Dee Doocey has been pressuring the Mayoral administration to remove London Development Agency funding from London Fashion Week. That’s fine in itself: I can see no reason why London’s taxpayers should be subsidising the fashion industry, let alone why Bromley residents should be paying for fashion shows in the West End.
Sadly, Doocey seems to have no concern for taxpayers subsidising special interests. Rather, she is jumping on a social-conservative bandwagon that aims to dictate how models, fashion houses and the organisers of sartorial trade fairs should market their goods.
This is, in fine social-conservative tradition, all about protecting patronised groups from themselves by dictating to third parties whom the supposedly-weak willed might emulate. In this case, thin girls are seen as at risk of emulating thin women. Doocey notes that “1 in 40 women suffer from an eating disorder, [that] the numbers are on the increase [and that] the girls are getting younger”, all of which is undoubtedly a tragedy. That the solution is censorship does not automatically follow, however.
On a very fundamental level, censorship is always the wrong solution to a problem.
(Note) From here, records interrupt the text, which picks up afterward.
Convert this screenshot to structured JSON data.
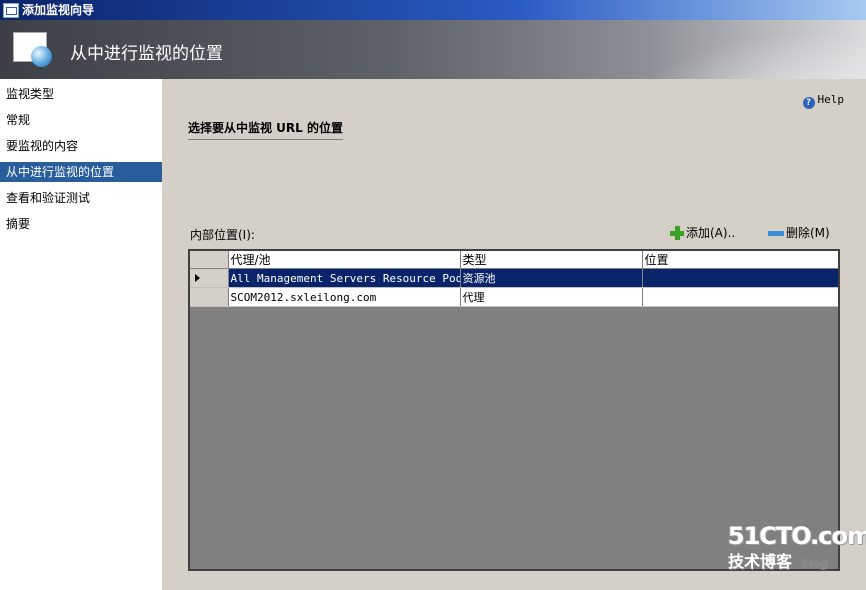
{
  "window": {
    "title": "添加监视向导"
  },
  "banner": {
    "title": "从中进行监视的位置"
  },
  "nav": {
    "items": [
      {
        "label": "监视类型"
      },
      {
        "label": "常规"
      },
      {
        "label": "要监视的内容"
      },
      {
        "label": "从中进行监视的位置",
        "selected": true
      },
      {
        "label": "查看和验证测试"
      },
      {
        "label": "摘要"
      }
    ]
  },
  "help": {
    "label": "Help"
  },
  "section": {
    "title": "选择要从中监视 URL 的位置"
  },
  "internal": {
    "label": "内部位置(I):",
    "add_label": "添加(A)..",
    "delete_label": "删除(M)",
    "columns": [
      "代理/池",
      "类型",
      "位置"
    ],
    "rows": [
      {
        "agent": "All Management Servers Resource Pool",
        "type": "资源池",
        "location": "",
        "selected": true
      },
      {
        "agent": "SCOM2012.sxleilong.com",
        "type": "代理",
        "location": "",
        "selected": false
      }
    ]
  },
  "watermark": {
    "logo": "51CTO.com",
    "sub": "技术博客",
    "blog": "Blog"
  }
}
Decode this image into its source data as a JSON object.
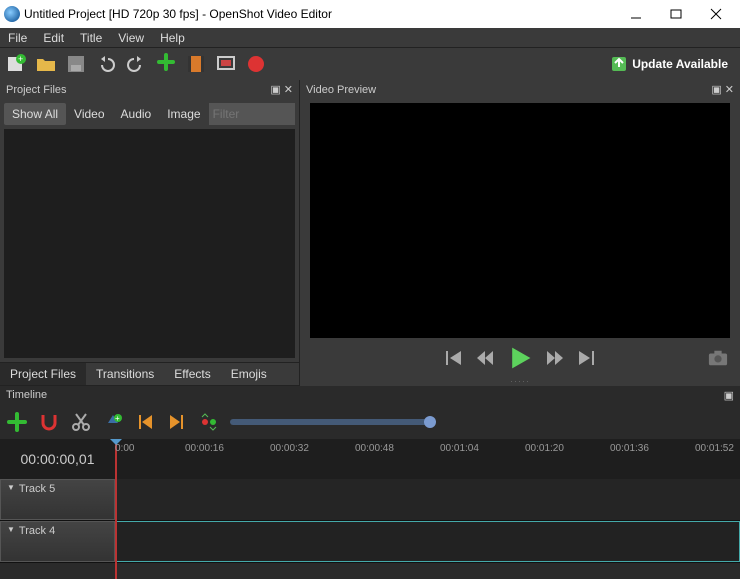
{
  "title": "Untitled Project [HD 720p 30 fps] - OpenShot Video Editor",
  "menu": [
    "File",
    "Edit",
    "Title",
    "View",
    "Help"
  ],
  "update": "Update Available",
  "panels": {
    "project": "Project Files",
    "preview": "Video Preview",
    "timeline": "Timeline"
  },
  "filters": {
    "showAll": "Show All",
    "video": "Video",
    "audio": "Audio",
    "image": "Image",
    "placeholder": "Filter"
  },
  "tabs": [
    "Project Files",
    "Transitions",
    "Effects",
    "Emojis"
  ],
  "timecode": "00:00:00,01",
  "ruler": [
    "0:00",
    "00:00:16",
    "00:00:32",
    "00:00:48",
    "00:01:04",
    "00:01:20",
    "00:01:36",
    "00:01:52"
  ],
  "tracks": [
    "Track 5",
    "Track 4"
  ]
}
Neither the models nor their employers are doing any direct harm to girls who choose to emulate them, any more than Richard E. Grant and Paul McGann can be blamed for causing harm to my liver just because I occasionally like to order “Two large gins and two pints of cider (ice in the cider)”.
As I noted the last time this issue came up, “Perhaps (radical suggestion, I know!) people are making their own decisions based on a multiplicity of information and imagery. Should we control all information, vetting it to ensure it promotes only a benign or (in our opinion) positive image?“
Of course not. If we tried to order our society in a manner that prevented anybody from unwittingly influencing others in a negative manner, we would face an insurmountable censorship burden. Should we allow dangerous sports on the television? What about fat people?
In passing, one cannot help wondering whether the fact that we are concerned simultaneously by obesity and anorexia suggests that our society’s problems with eating are to do with something other than the effects of London Fashion Week.
It is also worth noting (again!) that “Size 0 models” are actually Size 4 models, but it sounds so much more dramatic to disingenuously use the American numbering. Firstly, it implies that there are twelve full sizes between a “normal” girl and one of what Doocey calls these “skeletal models”; in fact, there is only four sizes between them (unless you know where one can buy odd-numbered sized clothes). Secondly, there is a subliminal sense that Size 0 must equate to nothing. This is not ever stated, and nobody would suggest this consciously, but subconsciously Size 0 has a particularly ghoulish resonance.
Opposition to the employment of thin models will do little to help girls with eating disorders. They are surrounded by examples of norms of beauty (and behaviour) that only a draconian censor could prohibit. Their problems are psychological and so require treatment rather than censorship. And it is not clear that any government intervention is going to prevent the problem.
But it is an example of the conservative tendency to use government as a vehicle to protect people from themselves and to use the coercive power of the state to shape society (an in this case, women) in their own (unflattering) image.